Ethics rules are not violated by the city attorney receiving information from sources other than clients. As long as the incident report information conveyed by the chief of police was not obtained illegally, there is no prohibition in the city attorney accepting it. The city attorney should be careful not to disclose confidences and secrets to the chief of police, such as information about the visit of the chairperson of the Personnel Committee. Since the chief of police apparently is not seeking legal advice, there is no other ethical impact of the meeting.

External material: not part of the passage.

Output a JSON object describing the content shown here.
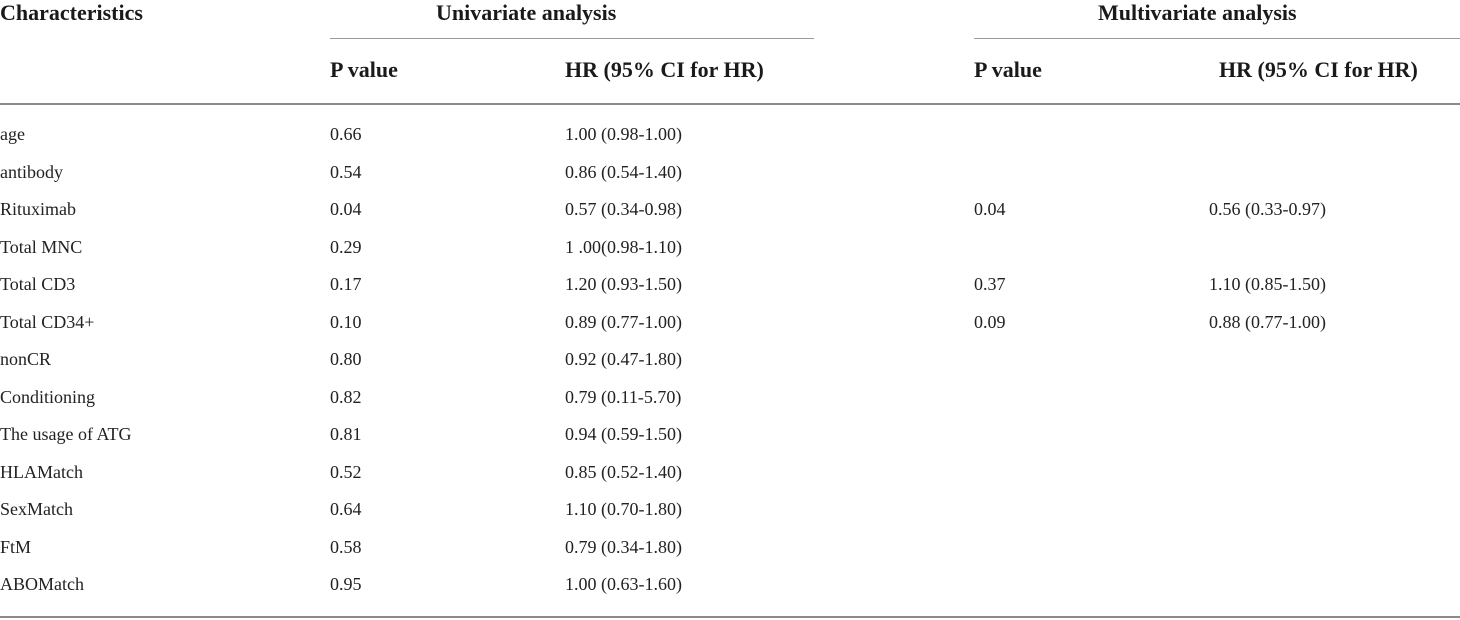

A conflict of interest may arise when the city attorney meets with the city manager. MRPC 1.7 states:
"(a) A lawyer shall not represent a client if the representation of that client will be directly adverse to another client, unless:
"(1) the lawyer reasonably believes the representation will not adversely affect the relationship with the other client; and
"(2) each client consents after consultation.
"(b) A lawyer shall not represent a client if the representation of that client may be materially limited by the lawyer's responsibilities to another client or to a third person, or by the lawyer's own interests unless:
"(1) the lawyer reasonably believes the representation will not be adversely affected; and
"(2) the client consents after consultation. When representation of multiple clients in a single matter is undertaken, the consultation shall include explanation of the implications of the common representation and the advantages and risks involved."
The facts state that the city manager wants to see the city attorney "to get some advice on criminal procedures and how the arrest may affect the city manager's employment." Again, the city attorney may provide general legal information about criminal law and procedures and may even refer the city manager to a lawyer experienced in criminal law matters. The city attorney may also reveal the gamut of possible employment actions to which the manager may be exposed under applicable law and city policy, without commenting on the likelihood of any particular course of action.
As of this point in time, the city attorney has not spoken to the city council about the arrest matter. Because the matter has been exposed in the newspaper, the city manager's position is very visible, and the city attorney has already been contacted by various persons about the incident, it is likely that the city council will have questions to put to the city attorney about the matter, including the scope of options available under the circumstances. In such consultations the city attorney would be required to render service from the perspective of the city council's interests and instructions. Since at least some of the available options will negatively affect the city manager, MRPC 1.7(b) has been triggered, i.e., the city attorney's representation of the city manager would be materially limited by the city attorney's duties to the city council.
It is difficult to imagine a manner in which the city attorney could effectively and without conflicts represent both the city manager and the municipality, particularly knowing at least one member of the city council is requesting information on terminating employment contracts. It is clear that the city attorney should not render any legal service to the city manager without the consent of the city council. Further, the city attorney should be careful to treat the city manager as an unrepresented person under MRPC 4.3, and refrain from giving any advice other than to seek legal counsel. Finally, the city attorney should clarify for the city manager that information provided by the city manager will not constitute confidences or secrets that the city manager has a duty to preserve. MRPC 1.13(d) and 1.6(b).